All the above NIC bonds use "mode = 4" mode, namely IEEE 802.3ad dynamic link aggregation.

Standard Architecture Extension

In actual projects, the standard network architecture can be adjusted according to user needs and the provided environment, such as a small project (within 45 nodes) or only a simple test ring environment or other scenes.

(1) If physical isolation of the internal and external networks is required and access redundancy is considered, 2 groups of 4 access switches can be used for service deployment.

  • 2 stacks are used for server intranet access, and 2 stacks are used for server external network access;
  • Each server’s internal and external network uses two interfaces to bind to the internal and external network access switch, which can support redundant access of 45 server nodes (48 interfaces per switch, considering Stack detection and standby port occupation; the same below).

(2) If physical isolation of internal and external networks is required and access redundancy is not considered, two access switches can be used for service deployment;

  • One is used for server intranet access, and one is used for server external network access;
  • Each server uses one interface to access the internal network access switch and the external network access switch, supporting 45 server node access;

(3) If there is no need for physical isolation between the internal and external networks and access redundancy is considered, two switches can be stacked, through Vlan Isolate the internal and external networks, as shown in the following figure:

1

  • Option 1: By dividing on the switch Vlan, the server uses two interfaces to bind and access the internal and external network of the switch Vlan Interface, that is, each server needs 2 groups Bond (4 interfaces) realizes internal and external network business communication, and can support 22 nodes;
  • Solution 2: By partitioning within the server operating system Vlan (that is, sub-interface), the server uses 2 interfaces to bind to the Trunk interface of the switch, that is, each server only needs 2 interfaces to bind to realize internal and external network business communication, and can support 45 nodes;

(4) If the internal and external networks do not require physical isolation and access redundancy is not considered, a switch can be used to Vlan or partition within the server Vlan Perform internal and external network isolation and access.

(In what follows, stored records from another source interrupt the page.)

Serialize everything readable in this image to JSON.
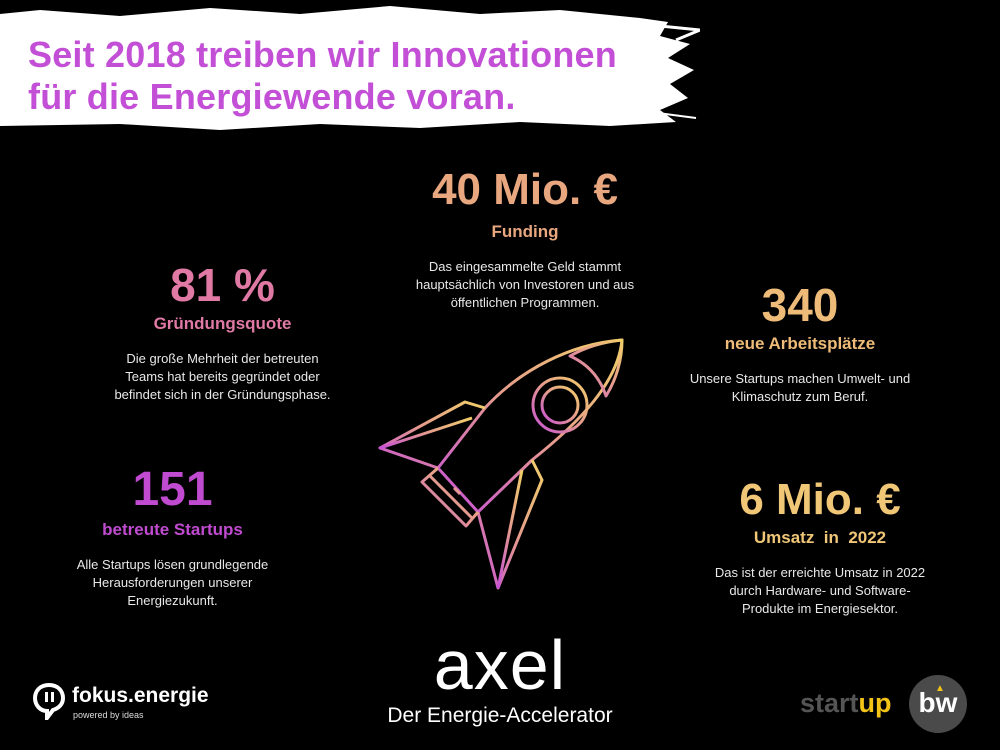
{
  "headline": {
    "line1": "Seit 2018 treiben wir Innovationen",
    "line2": "für die Energiewende voran."
  },
  "stats": {
    "funding": {
      "value": "40 Mio. €",
      "label": "Funding",
      "desc": [
        "Das eingesammelte Geld stammt",
        "hauptsächlich von Investoren und aus",
        "öffentlichen Programmen."
      ]
    },
    "quote": {
      "value": "81 %",
      "label": "Gründungsquote",
      "desc": [
        "Die große Mehrheit der betreuten",
        "Teams hat bereits gegründet oder",
        "befindet sich in der Gründungsphase."
      ]
    },
    "jobs": {
      "value": "340",
      "label": "neue Arbeitsplätze",
      "desc": [
        "Unsere Startups machen Umwelt- und",
        "Klimaschutz zum Beruf."
      ]
    },
    "startups": {
      "value": "151",
      "label": "betreute Startups",
      "desc": [
        "Alle Startups lösen grundlegende",
        "Herausforderungen unserer",
        "Energiezukunft."
      ]
    },
    "revenue": {
      "value": "6 Mio. €",
      "label": "Umsatz  in  2022",
      "desc": [
        "Das ist der erreichte Umsatz in 2022",
        "durch Hardware- und Software-",
        "Produkte im Energiesektor."
      ]
    }
  },
  "brand": {
    "axel": "axel",
    "axel_sub": "Der Energie-Accelerator",
    "fokus_name": "fokus.energie",
    "fokus_tag": "powered by ideas",
    "startup_a": "start",
    "startup_b": "up",
    "bw": "bw"
  },
  "icons": {
    "rocket": "rocket-icon",
    "fokus": "speech-bubble-icon"
  },
  "colors": {
    "background": "#000000",
    "headline": "#c24fd6",
    "funding": "#e8a77f",
    "quote": "#e07aa5",
    "jobs": "#eebc78",
    "startups": "#c04bd0",
    "revenue": "#f0c677",
    "startup_yellow": "#f3c317"
  }
}
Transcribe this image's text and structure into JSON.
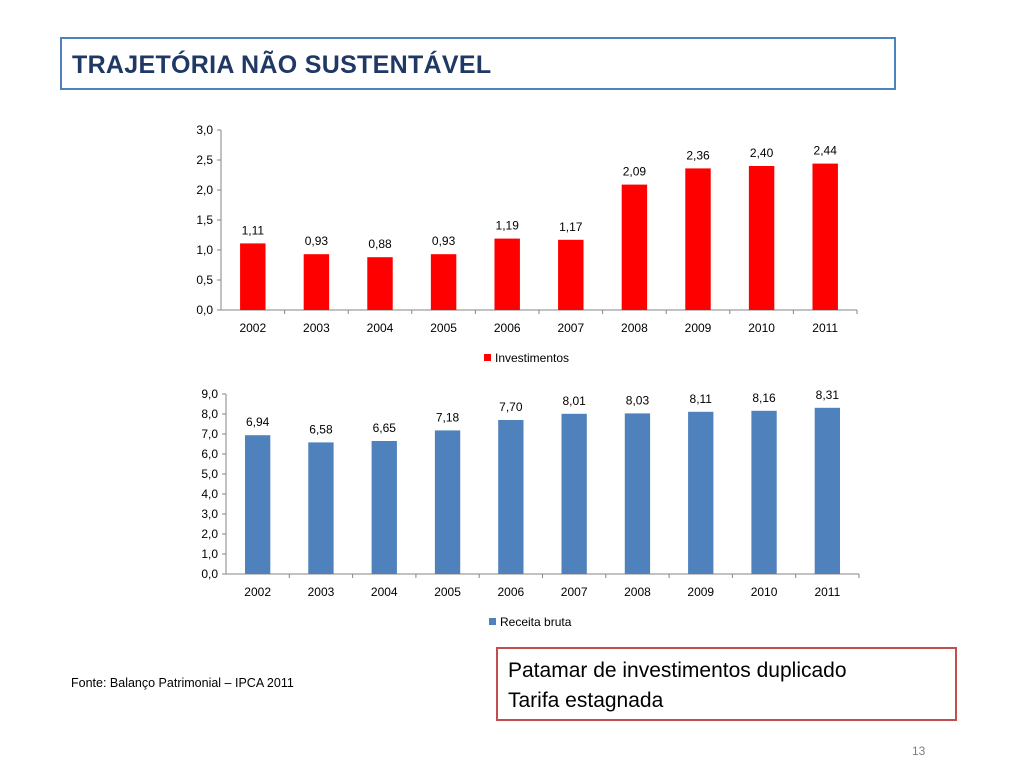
{
  "slide": {
    "title": "TRAJETÓRIA NÃO SUSTENTÁVEL",
    "source": "Fonte: Balanço Patrimonial – IPCA 2011",
    "note_lines": [
      "Patamar de investimentos duplicado",
      "Tarifa estagnada"
    ],
    "page_number": "13"
  },
  "colors": {
    "title_text": "#1f3864",
    "title_border": "#4f81bd",
    "note_border": "#c0504d"
  },
  "chart_data": [
    {
      "type": "bar",
      "categories": [
        "2002",
        "2003",
        "2004",
        "2005",
        "2006",
        "2007",
        "2008",
        "2009",
        "2010",
        "2011"
      ],
      "series": [
        {
          "name": "Investimentos",
          "color": "#ff0000",
          "values": [
            1.11,
            0.93,
            0.88,
            0.93,
            1.19,
            1.17,
            2.09,
            2.36,
            2.4,
            2.44
          ],
          "labels": [
            "1,11",
            "0,93",
            "0,88",
            "0,93",
            "1,19",
            "1,17",
            "2,09",
            "2,36",
            "2,40",
            "2,44"
          ]
        }
      ],
      "ylim": [
        0,
        3
      ],
      "yticks": [
        "0,0",
        "0,5",
        "1,0",
        "1,5",
        "2,0",
        "2,5",
        "3,0"
      ],
      "ytick_values": [
        0,
        0.5,
        1.0,
        1.5,
        2.0,
        2.5,
        3.0
      ],
      "grid": false,
      "legend": "bottom-center"
    },
    {
      "type": "bar",
      "categories": [
        "2002",
        "2003",
        "2004",
        "2005",
        "2006",
        "2007",
        "2008",
        "2009",
        "2010",
        "2011"
      ],
      "series": [
        {
          "name": "Receita bruta",
          "color": "#4f81bd",
          "values": [
            6.94,
            6.58,
            6.65,
            7.18,
            7.7,
            8.01,
            8.03,
            8.11,
            8.16,
            8.31
          ],
          "labels": [
            "6,94",
            "6,58",
            "6,65",
            "7,18",
            "7,70",
            "8,01",
            "8,03",
            "8,11",
            "8,16",
            "8,31"
          ]
        }
      ],
      "ylim": [
        0,
        9
      ],
      "yticks": [
        "0,0",
        "1,0",
        "2,0",
        "3,0",
        "4,0",
        "5,0",
        "6,0",
        "7,0",
        "8,0",
        "9,0"
      ],
      "ytick_values": [
        0,
        1,
        2,
        3,
        4,
        5,
        6,
        7,
        8,
        9
      ],
      "grid": false,
      "legend": "bottom-center"
    }
  ]
}
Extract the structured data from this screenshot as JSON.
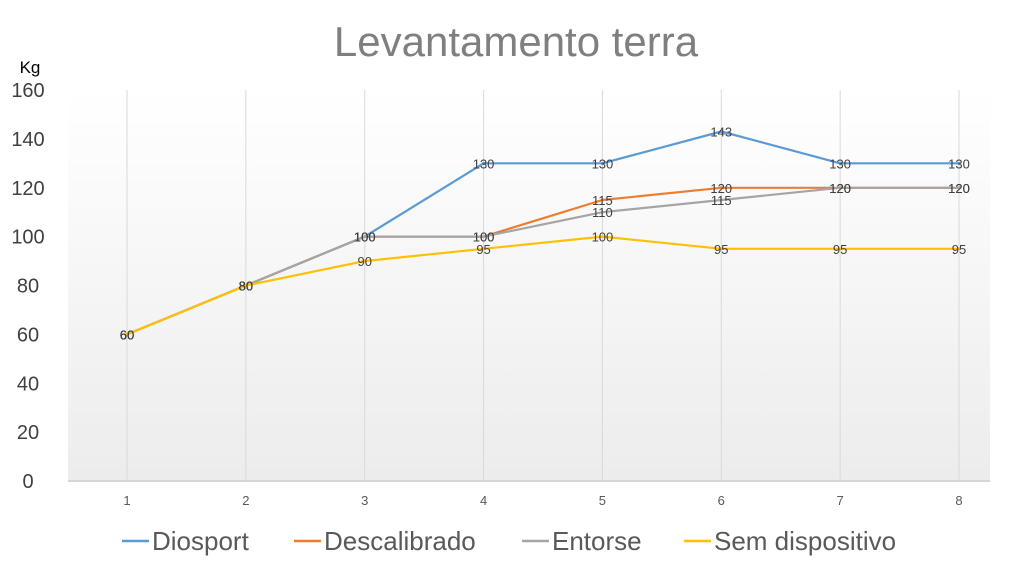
{
  "chart_data": {
    "type": "line",
    "title": "Levantamento terra",
    "ylabel": "Kg",
    "xlabel": "",
    "categories": [
      "1",
      "2",
      "3",
      "4",
      "5",
      "6",
      "7",
      "8"
    ],
    "ylim": [
      0,
      160
    ],
    "yticks": [
      0,
      20,
      40,
      60,
      80,
      100,
      120,
      140,
      160
    ],
    "grid": "vertical",
    "legend_position": "bottom",
    "series": [
      {
        "name": "Diosport",
        "color": "#5B9BD5",
        "values": [
          60,
          80,
          100,
          130,
          130,
          143,
          130,
          130
        ]
      },
      {
        "name": "Descalibrado",
        "color": "#ED7D31",
        "values": [
          60,
          80,
          100,
          100,
          115,
          120,
          120,
          120
        ]
      },
      {
        "name": "Entorse",
        "color": "#A5A5A5",
        "values": [
          60,
          80,
          100,
          100,
          110,
          115,
          120,
          120
        ]
      },
      {
        "name": "Sem dispositivo",
        "color": "#FFC000",
        "values": [
          60,
          80,
          90,
          95,
          100,
          95,
          95,
          95
        ]
      }
    ]
  }
}
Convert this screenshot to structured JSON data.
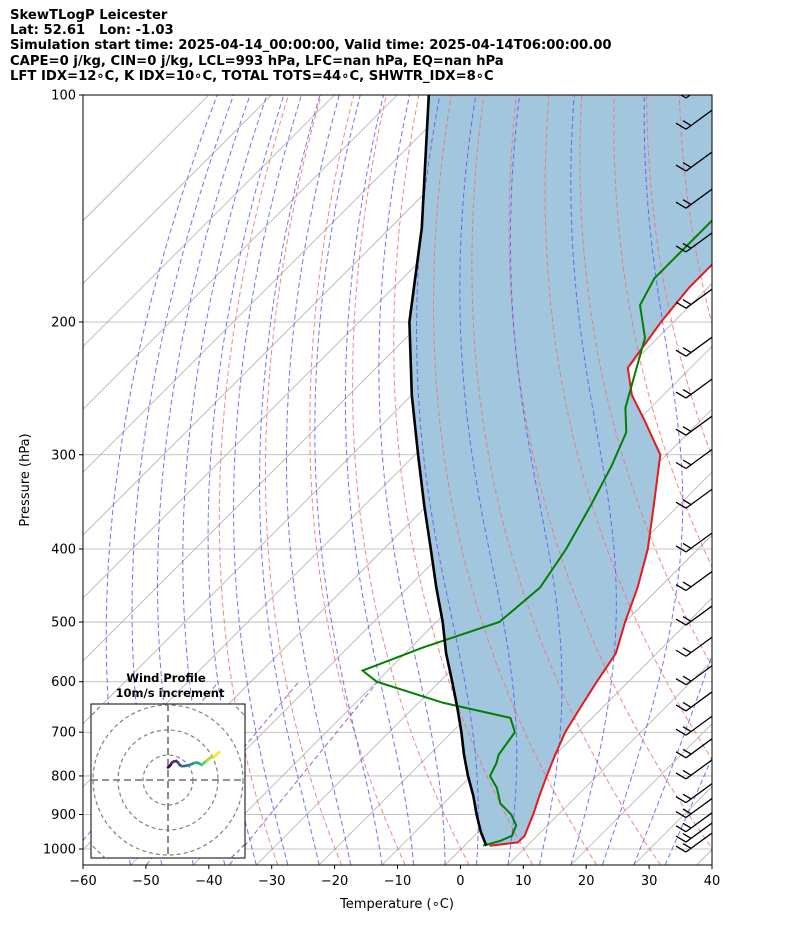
{
  "header": {
    "line1": "SkewTLogP Leicester",
    "line2": "Lat: 52.61   Lon: -1.03",
    "line3": "Simulation start time: 2025-04-14_00:00:00, Valid time: 2025-04-14T06:00:00.00",
    "line4": "CAPE=0 j/kg, CIN=0 j/kg, LCL=993 hPa, LFC=nan hPa, EQ=nan hPa",
    "line5": "LFT IDX=12∘C, K IDX=10∘C, TOTAL TOTS=44∘C, SHWTR_IDX=8∘C"
  },
  "chart_data": {
    "type": "line",
    "subtype": "skew-t log-p",
    "xlabel": "Temperature (∘C)",
    "ylabel": "Pressure (hPa)",
    "xlim": [
      -60,
      40
    ],
    "ylim": [
      1050,
      100
    ],
    "y_scale": "log",
    "x_ticks": [
      "−60",
      "−50",
      "−40",
      "−30",
      "−20",
      "−10",
      "0",
      "10",
      "20",
      "30",
      "40"
    ],
    "y_ticks": [
      "100",
      "200",
      "300",
      "400",
      "500",
      "600",
      "700",
      "800",
      "900",
      "1000"
    ],
    "grid": true,
    "colors": {
      "temperature": "#e41a1c",
      "dewpoint": "#008000",
      "parcel": "#000000",
      "shading": "#a3c6df",
      "dry_adiabats": "#f07070",
      "moist_adiabats": "#5a5af0",
      "mixing_ratio": "#9b4fc9",
      "isotherms": "#b0b0b0"
    },
    "series": [
      {
        "kind": "temperature",
        "pressure": [
          990,
          980,
          960,
          930,
          900,
          850,
          800,
          750,
          700,
          650,
          600,
          550,
          500,
          450,
          400,
          350,
          300,
          270,
          250,
          230,
          200,
          180,
          160,
          140,
          120,
          100
        ],
        "temp": [
          4,
          8,
          8,
          7,
          6,
          4,
          2,
          0,
          -2,
          -3.5,
          -5,
          -6.5,
          -10,
          -13.5,
          -18,
          -24,
          -31,
          -39,
          -45,
          -50,
          -52,
          -53,
          -53,
          -54,
          -55,
          -55
        ]
      },
      {
        "kind": "dewpoint",
        "pressure": [
          990,
          975,
          960,
          930,
          900,
          870,
          830,
          800,
          770,
          750,
          700,
          670,
          640,
          600,
          580,
          540,
          500,
          450,
          400,
          350,
          310,
          280,
          260,
          240,
          210,
          190,
          175,
          160,
          140,
          120,
          100
        ],
        "dewpoint": [
          3,
          5,
          6,
          5,
          2.5,
          -1,
          -4,
          -7,
          -8,
          -9,
          -10,
          -13,
          -26,
          -40,
          -44,
          -38,
          -30,
          -29,
          -31,
          -34,
          -37,
          -40,
          -44,
          -47,
          -52,
          -58,
          -60,
          -60,
          -60,
          -60,
          -60
        ]
      },
      {
        "kind": "parcel",
        "pressure": [
          990,
          950,
          900,
          850,
          800,
          750,
          700,
          650,
          600,
          550,
          500,
          450,
          400,
          350,
          300,
          250,
          200,
          150,
          100
        ],
        "temp": [
          3.5,
          0.5,
          -3,
          -6.5,
          -10.5,
          -14.5,
          -18.5,
          -23,
          -28,
          -33.5,
          -39,
          -45.5,
          -52.5,
          -60.5,
          -69.5,
          -80,
          -92,
          -105,
          -125
        ]
      }
    ],
    "wind_barbs": {
      "pressure": [
        1000,
        970,
        940,
        900,
        860,
        800,
        750,
        700,
        650,
        600,
        550,
        500,
        450,
        400,
        350,
        310,
        280,
        250,
        220,
        190,
        160,
        140,
        125,
        110,
        100
      ],
      "count": 25
    },
    "inset": {
      "title": "Wind Profile",
      "subtitle": "10m/s increment",
      "type": "hodograph",
      "rings": [
        10,
        20,
        30,
        40
      ],
      "u": [
        0,
        0.6,
        1.2,
        1.5,
        2.3,
        3.3,
        4.0,
        4.6,
        5.6,
        6.6,
        7.6,
        8.6,
        9.6,
        10.5,
        11.5,
        12.5,
        13.5,
        14.2,
        15.5,
        16.7,
        17.7,
        18.5,
        19.5,
        20.1,
        20.6
      ],
      "v": [
        5.0,
        5.5,
        6.3,
        6.9,
        7.4,
        7.6,
        7.0,
        6.1,
        5.5,
        5.6,
        5.8,
        6.0,
        6.4,
        6.8,
        7.0,
        6.6,
        6.0,
        6.7,
        7.7,
        8.8,
        9.1,
        9.4,
        10.2,
        10.9,
        11.1
      ]
    }
  }
}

(5) If independent computing nodes and independent storage nodes need to be used in the actual environment, and the computing network and storage network need to be physically isolated, independent storage nodes can be Divide a pair of access switches to connect to the internal network core switch to separate computing and storage networks. The computing virtual machine of the platform can mount multiple storage network storage clusters through the physical network, and the independent storage network design can synchronize the internal synchronization traffic of the storage nodes and the distributed storage system with the The flow of virtual machine computing, reading and writing storage is separated to improve the overall stability and performance of the platform.

Hardware selection

(1) Recommended configuration of network equipment

Business Configuration description
Intranet core switch 40G board (16 ports) * 4 + 64 * 40GE
External network core switch 48*10GE + 6*40GE
Intranet access switch (required) 48*10GE + 6*40GE
storage access switch 48*10GE + 6*40GE
External network access switch 48*GE + 4*10GE + 2*40GE

Huawei CE series is recommended as the switch model by default, and switches of other brands can also be selected according to the configuration.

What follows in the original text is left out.